EchriS – Evaluation christlicher Schulen

Die PISA-Studien, die um die Jahrtausendwende erschienen, hatten ein schlechtes Licht auf die deutschen Schulen geworfen. Das rief zwangsläufig die Schulaufsichten in den Bundesländern auf den Plan, die sich sehr intensiv daran machten, die Qualitätsentwicklung an ihren Schulen voranzutreiben. Dabei schossen einige über das Ziel hinaus und nahmen sich auch der Qualität von Schulen in freier Trägerschaft an. Es entbrannte eine Diskussion darüber, ob das zulässig sei oder ein unrechtmäßiger Eingriff in die Autonomie und Selbstbestimmung von Schulen in freier Trägerschaft.

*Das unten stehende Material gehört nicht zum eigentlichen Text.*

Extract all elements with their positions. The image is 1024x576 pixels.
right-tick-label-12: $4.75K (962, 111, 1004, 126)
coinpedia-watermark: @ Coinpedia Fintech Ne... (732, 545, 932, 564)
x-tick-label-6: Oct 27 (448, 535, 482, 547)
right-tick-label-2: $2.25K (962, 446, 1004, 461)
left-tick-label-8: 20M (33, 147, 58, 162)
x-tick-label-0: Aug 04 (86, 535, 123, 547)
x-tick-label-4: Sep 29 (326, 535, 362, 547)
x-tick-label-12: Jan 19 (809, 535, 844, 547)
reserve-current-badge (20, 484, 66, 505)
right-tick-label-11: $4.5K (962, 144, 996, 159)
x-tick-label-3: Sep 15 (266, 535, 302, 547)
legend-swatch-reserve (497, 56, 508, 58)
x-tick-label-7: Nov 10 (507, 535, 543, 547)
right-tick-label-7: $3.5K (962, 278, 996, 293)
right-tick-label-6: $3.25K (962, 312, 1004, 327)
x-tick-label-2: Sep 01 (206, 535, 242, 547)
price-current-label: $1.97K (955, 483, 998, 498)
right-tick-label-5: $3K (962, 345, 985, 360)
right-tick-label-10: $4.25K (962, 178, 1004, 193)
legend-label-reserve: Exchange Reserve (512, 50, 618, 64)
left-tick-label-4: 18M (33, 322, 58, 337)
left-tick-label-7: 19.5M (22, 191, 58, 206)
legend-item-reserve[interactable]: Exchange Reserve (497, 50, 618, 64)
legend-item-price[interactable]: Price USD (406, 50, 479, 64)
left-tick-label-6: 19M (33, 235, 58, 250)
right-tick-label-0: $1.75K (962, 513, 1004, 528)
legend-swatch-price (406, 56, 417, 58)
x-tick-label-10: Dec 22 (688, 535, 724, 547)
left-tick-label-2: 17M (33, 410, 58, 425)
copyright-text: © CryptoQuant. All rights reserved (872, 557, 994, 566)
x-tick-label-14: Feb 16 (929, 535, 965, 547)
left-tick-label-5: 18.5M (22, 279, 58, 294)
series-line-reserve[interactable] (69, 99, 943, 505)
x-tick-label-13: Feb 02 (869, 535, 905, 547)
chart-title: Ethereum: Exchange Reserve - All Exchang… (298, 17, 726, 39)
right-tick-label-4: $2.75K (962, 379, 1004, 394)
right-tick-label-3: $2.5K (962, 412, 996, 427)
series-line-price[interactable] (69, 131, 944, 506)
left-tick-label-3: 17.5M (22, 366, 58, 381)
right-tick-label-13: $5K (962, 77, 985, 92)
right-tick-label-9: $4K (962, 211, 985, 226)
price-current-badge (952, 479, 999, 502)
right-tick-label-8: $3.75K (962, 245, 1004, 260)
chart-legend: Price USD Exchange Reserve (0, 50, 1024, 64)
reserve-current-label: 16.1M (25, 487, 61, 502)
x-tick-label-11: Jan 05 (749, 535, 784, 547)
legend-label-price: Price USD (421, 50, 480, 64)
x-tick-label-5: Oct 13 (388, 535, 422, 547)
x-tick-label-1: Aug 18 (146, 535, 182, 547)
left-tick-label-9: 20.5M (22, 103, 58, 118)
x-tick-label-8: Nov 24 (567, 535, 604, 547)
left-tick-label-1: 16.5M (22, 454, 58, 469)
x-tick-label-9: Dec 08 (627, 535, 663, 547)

Obwohl sich letzteres als richtig erwies, gab es eine Reihe von Schulen in freier Trägerschaft, die sich freiwillig den staatlichen Maßstäben unterwerfen wollten.

Die Frage, ob sich Schulen in evangelischer Trägerschaft den staatlichen Qualitätskriterien stellen sollten oder einen eigenen Qualitätsrahmen entwickeln sollten, wurde ausgehend von der Konferenz der Referenten für Bildungs-, Erziehungs- und Schulfragen in den Gliedkirchen der EKD (BESRK) diskutiert. Es kristallisierten sich drei Wege heraus: eine völlige Unterordnung unter die staatliche Qualitätsanalyse, die Beschreibung eines evangelischen Qualitätsbereichs in Ergänzung zu den staatlichen und eine völlig eigenständige Qualitätsanalyse für Schulen in evangelischer Trägerschaft. Der dritte Weg führte zu EchriS.

EchriS – Förderung der Entwicklung christlicher Schulen e. V.

Da ein unabhängiges Instrumentarium auch unabhängig entwickelt werden sollte, schlossen sich Verantwortliche des christlichen Schulwesens, die sich über ihre beruflichen Aufgaben in Kirche, Diakonie, Forschung, Schulen und christlichen Trägerverbänden hinaus für die Förderung christlicher Schulen engagierten, zusammen und gründeten den Verein „EchriS – Förderung der Entwicklung christlicher Schulen e.V.“, der Träger des Projektes EchriS zur Evaluation christlicher Schulen war. Von Beginn an war EchriS offen für evangelisch und katholisch getragene Schulen und als Verein unabhängig von den Trägern und Trägerverbänden der christlichen Schulen.

So steht EchriS® für ein Instrument für die Evaluation und Entwicklung christlicher Schulen und EchriS e. V. als Träger des Projektes. Der Verein wurde 2004 in Nürtingen gegründet und 2020 durch Beschluss der Mitgliederversammlung aufgelöst. Die Satzung sah vor, dass im Falle einer Vereinsauflösung das Vermögen des Vereins an die Hoffbauer gGmbH geht. Seither ist EchriS Teil des ibe der Hoffbauer gGmbH, das Schulentwicklungskonzept und die Evaluation nach EchriS sind über das ibe abfragbar.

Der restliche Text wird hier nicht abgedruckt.